By 1771, English colonists were using slaves to grow and harvest sugar cane. After an infestation of ants destroyed the cane, the settlers tried cotton. In 1781 the French took the island over for 12 years and made serious attempts to develop Tobago’s economy, still using slave labor to grow both sugar and cotton. After the British regained control in 1793 they remained in power with only a slight interruption until Trinidad and Tobago became an independent country in 1962. Tobago was united with Trinidad in 1899, after its economy had totally collapsed and no one knew what to with it.
Today tourism is developing at an expanding rate. One of the largest new projects is the Angostura-built Tobago Plantations, which includes a Hilton hotel, a golf course, and lots of residential properties. So far, however, Tobago is not what you would call a touristy island. There are no international chain stores and, with the exception of the major hotels, businesses that cater to visitors are very individualistic, and sometimes charmingly quirky.

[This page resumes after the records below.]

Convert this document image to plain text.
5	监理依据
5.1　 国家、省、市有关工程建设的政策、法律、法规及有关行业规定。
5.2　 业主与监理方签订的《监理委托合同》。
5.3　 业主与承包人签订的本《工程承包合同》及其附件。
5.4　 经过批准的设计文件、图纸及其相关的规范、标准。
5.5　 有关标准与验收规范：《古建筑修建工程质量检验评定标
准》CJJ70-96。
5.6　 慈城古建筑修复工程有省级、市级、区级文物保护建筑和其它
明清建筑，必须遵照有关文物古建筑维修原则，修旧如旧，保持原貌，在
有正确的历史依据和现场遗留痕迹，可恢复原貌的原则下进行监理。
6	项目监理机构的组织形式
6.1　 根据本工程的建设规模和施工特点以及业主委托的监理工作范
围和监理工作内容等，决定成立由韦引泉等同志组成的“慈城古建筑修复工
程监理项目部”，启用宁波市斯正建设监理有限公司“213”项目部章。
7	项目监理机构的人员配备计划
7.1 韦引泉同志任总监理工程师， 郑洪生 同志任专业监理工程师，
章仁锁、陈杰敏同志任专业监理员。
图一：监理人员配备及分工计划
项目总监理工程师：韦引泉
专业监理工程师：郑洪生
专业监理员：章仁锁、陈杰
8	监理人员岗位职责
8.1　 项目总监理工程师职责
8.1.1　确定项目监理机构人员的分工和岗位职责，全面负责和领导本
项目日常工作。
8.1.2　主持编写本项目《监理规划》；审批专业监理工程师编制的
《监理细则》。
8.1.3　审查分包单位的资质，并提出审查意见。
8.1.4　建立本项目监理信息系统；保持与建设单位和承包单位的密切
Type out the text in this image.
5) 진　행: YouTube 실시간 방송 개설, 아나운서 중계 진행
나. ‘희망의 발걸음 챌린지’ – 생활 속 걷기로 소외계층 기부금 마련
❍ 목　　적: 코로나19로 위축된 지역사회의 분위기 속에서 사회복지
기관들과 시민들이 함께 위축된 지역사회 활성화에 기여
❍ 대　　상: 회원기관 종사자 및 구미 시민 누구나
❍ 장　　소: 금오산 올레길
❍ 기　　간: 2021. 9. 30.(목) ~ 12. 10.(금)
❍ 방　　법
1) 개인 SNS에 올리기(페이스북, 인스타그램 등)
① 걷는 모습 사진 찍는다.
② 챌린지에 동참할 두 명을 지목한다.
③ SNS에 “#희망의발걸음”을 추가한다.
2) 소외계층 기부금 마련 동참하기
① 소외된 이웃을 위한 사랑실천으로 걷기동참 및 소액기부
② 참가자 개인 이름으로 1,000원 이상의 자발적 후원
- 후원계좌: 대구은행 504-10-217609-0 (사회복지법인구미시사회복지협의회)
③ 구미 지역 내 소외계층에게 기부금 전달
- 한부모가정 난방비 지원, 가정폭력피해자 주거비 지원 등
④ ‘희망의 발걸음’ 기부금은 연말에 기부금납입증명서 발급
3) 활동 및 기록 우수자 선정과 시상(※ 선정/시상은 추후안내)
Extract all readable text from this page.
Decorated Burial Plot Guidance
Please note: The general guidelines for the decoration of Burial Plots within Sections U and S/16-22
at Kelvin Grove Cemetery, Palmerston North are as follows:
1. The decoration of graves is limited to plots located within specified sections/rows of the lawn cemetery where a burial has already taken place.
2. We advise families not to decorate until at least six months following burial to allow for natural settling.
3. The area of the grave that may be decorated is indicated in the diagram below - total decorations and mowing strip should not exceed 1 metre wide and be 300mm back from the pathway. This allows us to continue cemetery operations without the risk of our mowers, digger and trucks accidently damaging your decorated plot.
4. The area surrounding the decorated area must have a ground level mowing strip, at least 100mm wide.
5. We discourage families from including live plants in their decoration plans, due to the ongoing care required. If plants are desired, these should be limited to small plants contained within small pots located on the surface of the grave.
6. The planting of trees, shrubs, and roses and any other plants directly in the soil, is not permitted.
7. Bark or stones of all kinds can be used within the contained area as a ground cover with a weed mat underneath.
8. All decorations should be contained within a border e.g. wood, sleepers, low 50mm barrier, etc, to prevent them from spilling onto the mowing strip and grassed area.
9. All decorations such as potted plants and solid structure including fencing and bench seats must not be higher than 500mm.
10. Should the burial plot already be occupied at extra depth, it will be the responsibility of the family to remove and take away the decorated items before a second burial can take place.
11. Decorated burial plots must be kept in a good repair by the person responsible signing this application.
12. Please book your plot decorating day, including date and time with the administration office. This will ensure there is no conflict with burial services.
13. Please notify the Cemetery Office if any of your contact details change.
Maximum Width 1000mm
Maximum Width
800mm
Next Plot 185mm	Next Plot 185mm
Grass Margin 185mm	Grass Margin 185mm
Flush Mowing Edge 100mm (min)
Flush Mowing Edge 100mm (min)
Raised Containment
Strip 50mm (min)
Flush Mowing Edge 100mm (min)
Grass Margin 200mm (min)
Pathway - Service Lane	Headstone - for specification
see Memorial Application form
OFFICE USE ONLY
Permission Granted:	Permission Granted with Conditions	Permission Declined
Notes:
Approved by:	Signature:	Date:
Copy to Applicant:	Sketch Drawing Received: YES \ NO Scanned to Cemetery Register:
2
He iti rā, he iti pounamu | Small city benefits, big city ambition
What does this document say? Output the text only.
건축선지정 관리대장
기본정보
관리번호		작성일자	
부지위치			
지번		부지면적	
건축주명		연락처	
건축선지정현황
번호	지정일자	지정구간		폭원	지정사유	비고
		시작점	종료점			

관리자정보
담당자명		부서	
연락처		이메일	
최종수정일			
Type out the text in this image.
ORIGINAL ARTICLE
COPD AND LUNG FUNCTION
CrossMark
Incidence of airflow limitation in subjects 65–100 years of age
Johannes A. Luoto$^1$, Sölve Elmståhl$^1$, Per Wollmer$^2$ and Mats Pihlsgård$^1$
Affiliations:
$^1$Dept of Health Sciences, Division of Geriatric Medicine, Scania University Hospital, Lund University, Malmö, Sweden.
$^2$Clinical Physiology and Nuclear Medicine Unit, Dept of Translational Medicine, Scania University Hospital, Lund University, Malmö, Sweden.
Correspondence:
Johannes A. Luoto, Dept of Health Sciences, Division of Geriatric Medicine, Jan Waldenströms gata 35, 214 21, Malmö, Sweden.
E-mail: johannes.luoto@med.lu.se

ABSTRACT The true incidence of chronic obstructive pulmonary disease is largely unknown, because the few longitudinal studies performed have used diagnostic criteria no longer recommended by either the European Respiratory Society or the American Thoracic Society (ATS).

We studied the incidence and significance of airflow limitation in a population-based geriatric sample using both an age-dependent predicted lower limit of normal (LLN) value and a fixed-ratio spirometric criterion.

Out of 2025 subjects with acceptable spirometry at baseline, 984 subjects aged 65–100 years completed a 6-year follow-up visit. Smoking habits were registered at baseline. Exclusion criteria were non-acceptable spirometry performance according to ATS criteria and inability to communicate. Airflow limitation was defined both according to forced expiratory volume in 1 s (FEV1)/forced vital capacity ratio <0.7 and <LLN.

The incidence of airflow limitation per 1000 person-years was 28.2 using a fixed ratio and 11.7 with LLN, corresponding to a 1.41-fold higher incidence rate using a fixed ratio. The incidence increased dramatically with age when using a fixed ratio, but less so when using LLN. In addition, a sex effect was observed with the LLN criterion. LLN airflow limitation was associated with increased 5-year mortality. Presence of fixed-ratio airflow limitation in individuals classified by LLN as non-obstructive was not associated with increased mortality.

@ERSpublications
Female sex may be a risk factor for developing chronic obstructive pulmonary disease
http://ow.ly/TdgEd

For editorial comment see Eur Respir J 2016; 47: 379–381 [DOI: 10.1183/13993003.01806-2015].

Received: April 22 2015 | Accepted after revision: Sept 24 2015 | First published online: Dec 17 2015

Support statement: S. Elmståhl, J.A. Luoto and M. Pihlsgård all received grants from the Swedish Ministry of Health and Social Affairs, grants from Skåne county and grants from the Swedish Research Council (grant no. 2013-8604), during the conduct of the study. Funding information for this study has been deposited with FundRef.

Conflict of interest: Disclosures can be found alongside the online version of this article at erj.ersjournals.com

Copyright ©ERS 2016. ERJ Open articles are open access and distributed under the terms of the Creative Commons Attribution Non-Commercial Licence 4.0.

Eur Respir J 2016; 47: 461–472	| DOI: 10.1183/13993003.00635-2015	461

For those visiting on yachts, anchorages are dotted all around the island. The west and north coast have the most anchorages, but the capital, Scarborough is on the south coast as is King’s Bay. Anse Bateau is also an excellent anchorage on the east coast. The north coast anchorages are somewhat susceptible to northerly swells and strong northeasterly winds. The best time to visit is in spring when the chances of these conditions become very low.
Tobago is shaped a bit like a wedge – low-lying to the west becoming mountainous towards the eastern end. The eastern end is the more scenic and the town of Charloteville towards the eastern end of Tobago’s north coast is a spectacular harbour.